"They clash with the carpet—it quite hurts me to look at them. Really, Joanna, if this is my room, you oughtn't to mind what I do in it."

"Your room, indeed!—You've got some sass!—And I spending more'n forty pound fixing it up for you. I've given you new wall paper and new carpet and new curtains and all the best pictures, and took an unaccountable lot of trouble, and now you go and mess it up."

"I haven't messed it up. On the contrary"—Ellen's vexation was breaking through her sense of guilt—"I'm doing the best I can to make it look decent. Since you say you've done it specially for me and spent all that money on it, I think at least you might have consulted my taste a little."

"And what is your taste, ma'am?"

"A bit quieter than yours," said Ellen saucily. "There are about six different shades of red and pink in this room."

"And what shades would you have chosen, may I be so bold as to ask?" Joanna's voice dragged ominously with patience—"the same shade as your last night's gownd, which is the colour of the mould on jam? I'll have the colours I like in my own house—I'm sick of your dentical, die-away notions. You come home from school thinking you know everything, when all you've learned is to despise my best pictures, and say my curtains clash with the carpet, when I chose 'em for a nice match. I tell you what, ma'am, you can just about put them curtains back, and them pictures, and that certificate of poor father's that you're so ashamed of."

"I want to put my own pictures up," said Ellen doggedly—"if I've got to live with your carpet and wallpaper, I don't see why I shouldn't have my own pictures."

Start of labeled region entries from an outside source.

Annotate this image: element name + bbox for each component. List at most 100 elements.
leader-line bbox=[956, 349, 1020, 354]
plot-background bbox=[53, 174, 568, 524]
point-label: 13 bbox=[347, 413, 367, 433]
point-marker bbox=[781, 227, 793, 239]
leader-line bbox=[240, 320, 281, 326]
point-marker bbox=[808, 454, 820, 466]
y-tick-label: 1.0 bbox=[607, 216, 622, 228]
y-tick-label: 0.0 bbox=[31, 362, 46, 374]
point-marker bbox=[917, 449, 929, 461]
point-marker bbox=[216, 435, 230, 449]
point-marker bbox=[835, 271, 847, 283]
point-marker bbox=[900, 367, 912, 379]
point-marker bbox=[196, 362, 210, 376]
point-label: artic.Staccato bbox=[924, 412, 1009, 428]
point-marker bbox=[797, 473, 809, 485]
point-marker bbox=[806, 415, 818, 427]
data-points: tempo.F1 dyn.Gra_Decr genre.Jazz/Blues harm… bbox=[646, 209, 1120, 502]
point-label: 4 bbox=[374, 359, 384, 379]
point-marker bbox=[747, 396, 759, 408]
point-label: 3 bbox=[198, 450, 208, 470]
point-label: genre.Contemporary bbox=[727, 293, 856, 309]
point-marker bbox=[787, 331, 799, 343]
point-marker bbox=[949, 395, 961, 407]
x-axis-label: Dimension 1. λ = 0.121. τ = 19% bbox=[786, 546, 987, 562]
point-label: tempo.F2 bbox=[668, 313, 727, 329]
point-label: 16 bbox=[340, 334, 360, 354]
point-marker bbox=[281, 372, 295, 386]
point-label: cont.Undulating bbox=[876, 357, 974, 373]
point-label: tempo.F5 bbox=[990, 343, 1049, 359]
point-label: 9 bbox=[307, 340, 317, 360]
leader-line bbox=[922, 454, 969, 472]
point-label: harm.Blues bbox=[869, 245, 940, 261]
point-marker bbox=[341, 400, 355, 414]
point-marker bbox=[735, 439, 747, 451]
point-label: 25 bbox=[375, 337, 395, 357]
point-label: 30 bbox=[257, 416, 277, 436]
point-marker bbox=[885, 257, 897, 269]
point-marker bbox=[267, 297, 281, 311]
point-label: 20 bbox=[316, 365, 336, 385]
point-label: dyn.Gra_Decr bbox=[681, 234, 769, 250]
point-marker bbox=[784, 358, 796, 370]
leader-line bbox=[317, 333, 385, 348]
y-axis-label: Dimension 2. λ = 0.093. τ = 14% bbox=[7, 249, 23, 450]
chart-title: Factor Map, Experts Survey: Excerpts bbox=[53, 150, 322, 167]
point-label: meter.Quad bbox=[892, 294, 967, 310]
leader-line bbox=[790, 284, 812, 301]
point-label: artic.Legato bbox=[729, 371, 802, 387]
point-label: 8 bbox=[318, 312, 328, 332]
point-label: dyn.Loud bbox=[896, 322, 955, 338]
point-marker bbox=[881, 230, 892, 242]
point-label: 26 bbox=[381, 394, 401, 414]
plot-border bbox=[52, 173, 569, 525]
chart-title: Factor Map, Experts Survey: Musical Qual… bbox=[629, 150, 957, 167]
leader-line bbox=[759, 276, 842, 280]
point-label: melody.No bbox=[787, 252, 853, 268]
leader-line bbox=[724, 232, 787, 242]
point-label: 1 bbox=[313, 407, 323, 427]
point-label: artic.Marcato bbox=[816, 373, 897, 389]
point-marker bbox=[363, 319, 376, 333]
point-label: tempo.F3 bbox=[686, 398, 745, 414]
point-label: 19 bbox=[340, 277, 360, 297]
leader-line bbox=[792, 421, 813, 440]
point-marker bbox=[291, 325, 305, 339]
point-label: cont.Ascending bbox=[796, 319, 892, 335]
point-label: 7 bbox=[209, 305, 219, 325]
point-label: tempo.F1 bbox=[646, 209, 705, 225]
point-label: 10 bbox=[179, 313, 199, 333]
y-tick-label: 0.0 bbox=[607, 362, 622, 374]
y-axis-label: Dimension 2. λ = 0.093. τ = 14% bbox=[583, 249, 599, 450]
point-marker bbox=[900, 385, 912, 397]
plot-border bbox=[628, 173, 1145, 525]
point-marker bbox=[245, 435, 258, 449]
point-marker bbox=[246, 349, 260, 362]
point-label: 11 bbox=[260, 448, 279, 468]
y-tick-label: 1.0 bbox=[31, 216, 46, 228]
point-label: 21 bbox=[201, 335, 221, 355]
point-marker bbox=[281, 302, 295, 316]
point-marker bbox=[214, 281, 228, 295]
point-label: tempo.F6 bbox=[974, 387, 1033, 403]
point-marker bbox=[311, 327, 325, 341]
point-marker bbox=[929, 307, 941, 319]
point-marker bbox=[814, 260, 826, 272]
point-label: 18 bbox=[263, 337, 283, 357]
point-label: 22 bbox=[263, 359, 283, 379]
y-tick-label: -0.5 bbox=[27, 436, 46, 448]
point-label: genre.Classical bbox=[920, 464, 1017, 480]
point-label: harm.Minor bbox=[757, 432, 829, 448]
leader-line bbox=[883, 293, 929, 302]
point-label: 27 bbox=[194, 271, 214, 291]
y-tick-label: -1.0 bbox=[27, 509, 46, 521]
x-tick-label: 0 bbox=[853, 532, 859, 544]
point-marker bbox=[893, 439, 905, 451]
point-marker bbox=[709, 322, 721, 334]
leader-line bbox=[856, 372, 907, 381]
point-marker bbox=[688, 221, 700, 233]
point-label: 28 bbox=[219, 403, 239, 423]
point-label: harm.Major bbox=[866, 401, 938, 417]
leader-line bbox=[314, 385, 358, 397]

Joanna swept her eye contemptuously over "The Vigil," "Sir Galahad," "The Blessed Damozel," and one or two other schoolgirl favourites that were lying on the bed.

"You can stick those up as well—there ain't such a lot."

"But can't you see, Joanna, that there are too many pictures on the wall already?—It's simply crowded with them. Really, you're an obstinate old beast," and Ellen began to cry.